Sadly, however, the doctor informs him that he will eventually lose all ability to hear. As both Ruben and Lou struggle to cope with this new development, this shocking turn of events puts a strain on their relationship, along with Ruben’s state of mind. A recovering addict, Ruben checks into a deaf community that helps hearing impaired people live their lives productively, but with a special section for people coping with addiction. Though Ruben learns how to cope with his condition, the fact that he denies its permanence affects his ability to face reality.
Written and directed by Darius Marder, who co-wrote with Derek Cianfrance, Sound of Metal delves into the real problems of loss and addiction without ever getting too involved in the specific details. We, the audience, come to realize that Ruben has his emotional and psychological problems, but never get to know the hows or whys. I don’t necessarily consider that a flaw, or a strength, for that matter. However, Marder and Cianfrance remain focused on the situation at hand and how the main character attempts to face it head-on.
Without ever getting to know everything about Ruben, the audience learns plenty through his emotions and actions. The combination of the writing, direction and the performance by Riz Ahmed shapes Ruben into an empathetic character that we the audience wants to win. However, not only does Ruben learn something through his journey, but the audience also stands to gain from what he learns. Anyone who is hearing impaired, has a family member or lives with someone who is deaf, already is familiar with this type of life experience and can certainly appreciate the messages this movie delivers.

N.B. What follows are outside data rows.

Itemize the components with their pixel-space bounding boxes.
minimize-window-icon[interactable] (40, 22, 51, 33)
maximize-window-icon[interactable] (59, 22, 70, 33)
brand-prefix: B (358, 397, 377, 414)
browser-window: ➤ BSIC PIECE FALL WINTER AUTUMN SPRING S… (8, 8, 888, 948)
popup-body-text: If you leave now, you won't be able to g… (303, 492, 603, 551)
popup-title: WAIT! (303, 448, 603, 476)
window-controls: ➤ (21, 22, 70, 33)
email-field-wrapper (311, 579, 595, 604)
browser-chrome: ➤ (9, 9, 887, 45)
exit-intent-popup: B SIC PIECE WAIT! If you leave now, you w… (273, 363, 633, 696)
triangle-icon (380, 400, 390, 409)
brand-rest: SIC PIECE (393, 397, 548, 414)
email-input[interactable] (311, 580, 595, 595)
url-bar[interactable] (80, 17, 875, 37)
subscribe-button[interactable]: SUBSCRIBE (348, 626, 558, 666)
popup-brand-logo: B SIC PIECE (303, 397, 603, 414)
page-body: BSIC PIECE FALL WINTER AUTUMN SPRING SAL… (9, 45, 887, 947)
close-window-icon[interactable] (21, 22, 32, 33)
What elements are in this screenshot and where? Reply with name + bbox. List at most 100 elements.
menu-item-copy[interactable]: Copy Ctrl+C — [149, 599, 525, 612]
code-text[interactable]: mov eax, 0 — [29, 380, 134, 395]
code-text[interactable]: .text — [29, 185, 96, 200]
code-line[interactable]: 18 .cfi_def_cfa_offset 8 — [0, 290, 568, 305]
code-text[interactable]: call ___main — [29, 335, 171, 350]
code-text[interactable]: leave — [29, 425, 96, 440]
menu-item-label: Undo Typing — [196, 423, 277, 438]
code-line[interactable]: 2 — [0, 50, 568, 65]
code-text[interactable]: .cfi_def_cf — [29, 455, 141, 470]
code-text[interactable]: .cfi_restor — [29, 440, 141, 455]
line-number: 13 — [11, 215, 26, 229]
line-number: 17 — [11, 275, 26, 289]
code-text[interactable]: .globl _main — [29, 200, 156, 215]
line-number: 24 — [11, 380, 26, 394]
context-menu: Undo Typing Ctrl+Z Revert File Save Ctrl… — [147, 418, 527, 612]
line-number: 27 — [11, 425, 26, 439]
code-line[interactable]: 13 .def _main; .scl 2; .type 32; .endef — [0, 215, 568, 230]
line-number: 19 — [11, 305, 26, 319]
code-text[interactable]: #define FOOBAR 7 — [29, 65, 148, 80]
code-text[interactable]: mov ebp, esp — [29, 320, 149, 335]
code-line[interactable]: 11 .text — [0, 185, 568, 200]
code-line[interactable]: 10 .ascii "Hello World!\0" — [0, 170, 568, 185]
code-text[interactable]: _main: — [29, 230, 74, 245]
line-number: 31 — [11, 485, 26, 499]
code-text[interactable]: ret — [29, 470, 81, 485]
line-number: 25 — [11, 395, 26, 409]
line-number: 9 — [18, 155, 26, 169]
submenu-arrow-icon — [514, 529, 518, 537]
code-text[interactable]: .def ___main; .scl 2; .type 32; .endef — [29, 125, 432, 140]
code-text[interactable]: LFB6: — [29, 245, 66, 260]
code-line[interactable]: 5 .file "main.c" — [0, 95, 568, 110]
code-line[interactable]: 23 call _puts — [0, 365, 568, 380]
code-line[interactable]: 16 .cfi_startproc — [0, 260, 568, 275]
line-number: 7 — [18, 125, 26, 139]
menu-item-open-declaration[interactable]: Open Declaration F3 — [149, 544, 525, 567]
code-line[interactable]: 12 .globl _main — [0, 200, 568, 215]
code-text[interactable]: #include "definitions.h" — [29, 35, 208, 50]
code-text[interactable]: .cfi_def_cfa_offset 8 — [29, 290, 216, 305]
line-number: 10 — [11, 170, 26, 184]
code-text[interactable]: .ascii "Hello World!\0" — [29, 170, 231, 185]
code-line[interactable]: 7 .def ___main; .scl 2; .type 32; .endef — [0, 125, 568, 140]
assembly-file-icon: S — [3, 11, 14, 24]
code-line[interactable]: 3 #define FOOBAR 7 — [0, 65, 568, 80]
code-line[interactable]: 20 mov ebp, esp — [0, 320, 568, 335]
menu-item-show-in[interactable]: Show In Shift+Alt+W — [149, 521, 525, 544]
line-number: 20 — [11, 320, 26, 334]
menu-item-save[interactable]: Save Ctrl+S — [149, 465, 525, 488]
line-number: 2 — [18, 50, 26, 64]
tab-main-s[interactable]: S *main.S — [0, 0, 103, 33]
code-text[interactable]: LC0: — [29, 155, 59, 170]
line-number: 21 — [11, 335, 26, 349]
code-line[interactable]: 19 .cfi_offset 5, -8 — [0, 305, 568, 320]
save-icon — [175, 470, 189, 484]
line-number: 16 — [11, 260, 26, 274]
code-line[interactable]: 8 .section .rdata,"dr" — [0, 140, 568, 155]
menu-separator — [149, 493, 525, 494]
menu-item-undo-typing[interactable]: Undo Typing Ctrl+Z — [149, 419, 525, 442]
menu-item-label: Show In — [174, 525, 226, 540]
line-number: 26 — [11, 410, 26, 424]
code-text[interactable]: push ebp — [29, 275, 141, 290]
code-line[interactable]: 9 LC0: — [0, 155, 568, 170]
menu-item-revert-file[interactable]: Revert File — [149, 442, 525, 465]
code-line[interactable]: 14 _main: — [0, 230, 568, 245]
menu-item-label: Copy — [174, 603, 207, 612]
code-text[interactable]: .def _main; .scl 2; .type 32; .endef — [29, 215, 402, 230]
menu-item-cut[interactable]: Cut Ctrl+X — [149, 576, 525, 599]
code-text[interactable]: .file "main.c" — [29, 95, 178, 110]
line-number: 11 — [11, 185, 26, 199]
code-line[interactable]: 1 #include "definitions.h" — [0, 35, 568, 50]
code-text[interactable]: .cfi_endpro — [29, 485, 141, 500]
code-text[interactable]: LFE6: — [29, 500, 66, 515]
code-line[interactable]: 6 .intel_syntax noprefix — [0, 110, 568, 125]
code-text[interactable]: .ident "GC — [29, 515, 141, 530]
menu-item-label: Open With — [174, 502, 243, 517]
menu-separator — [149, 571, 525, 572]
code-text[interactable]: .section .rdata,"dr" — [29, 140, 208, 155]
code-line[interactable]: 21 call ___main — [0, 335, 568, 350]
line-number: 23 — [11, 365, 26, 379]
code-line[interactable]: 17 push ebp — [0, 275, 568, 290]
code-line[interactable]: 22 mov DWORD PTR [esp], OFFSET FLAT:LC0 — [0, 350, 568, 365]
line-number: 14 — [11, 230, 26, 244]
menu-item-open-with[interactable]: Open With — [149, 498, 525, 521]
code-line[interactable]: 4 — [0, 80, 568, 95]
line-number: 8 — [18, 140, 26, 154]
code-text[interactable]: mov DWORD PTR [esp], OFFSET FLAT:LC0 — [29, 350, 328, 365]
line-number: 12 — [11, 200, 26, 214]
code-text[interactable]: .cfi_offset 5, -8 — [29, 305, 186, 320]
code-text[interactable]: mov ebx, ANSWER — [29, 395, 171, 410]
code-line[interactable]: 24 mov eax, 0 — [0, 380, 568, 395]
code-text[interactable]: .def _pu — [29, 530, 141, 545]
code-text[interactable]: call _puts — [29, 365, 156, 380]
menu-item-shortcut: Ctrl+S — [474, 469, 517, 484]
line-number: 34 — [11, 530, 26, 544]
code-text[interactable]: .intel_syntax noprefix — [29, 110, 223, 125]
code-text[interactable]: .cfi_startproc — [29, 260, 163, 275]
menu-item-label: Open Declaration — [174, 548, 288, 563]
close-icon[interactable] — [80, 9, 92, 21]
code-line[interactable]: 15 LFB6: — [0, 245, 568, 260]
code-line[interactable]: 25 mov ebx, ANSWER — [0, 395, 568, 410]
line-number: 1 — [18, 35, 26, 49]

Riz Ahmed gives an awards worthy turn as a man who feels rage, desperation, pain, fear, and heartbreak. As Lou, Olivia Cooke has some limited screen time, but definitely makes an impact with the time she has. As Joe, the head of the deaf addict community, Paul Raci offers a lovely supporting turn as a recovering addict, former veteran, and man who has lost his hearing, but has the strength to live life as best as he can, accepting his inability to hear.
Though I overall loved this film, I found myself a little disappointed with movie’s last act which sputters along to get to the climax. Still, I was greatly impressed with both Marder’s direction and with the amazing acting by Riz Ahmed. Sound of Metal is a remarkable film that I must highly recommend whether one decides to see it theatrically or at home.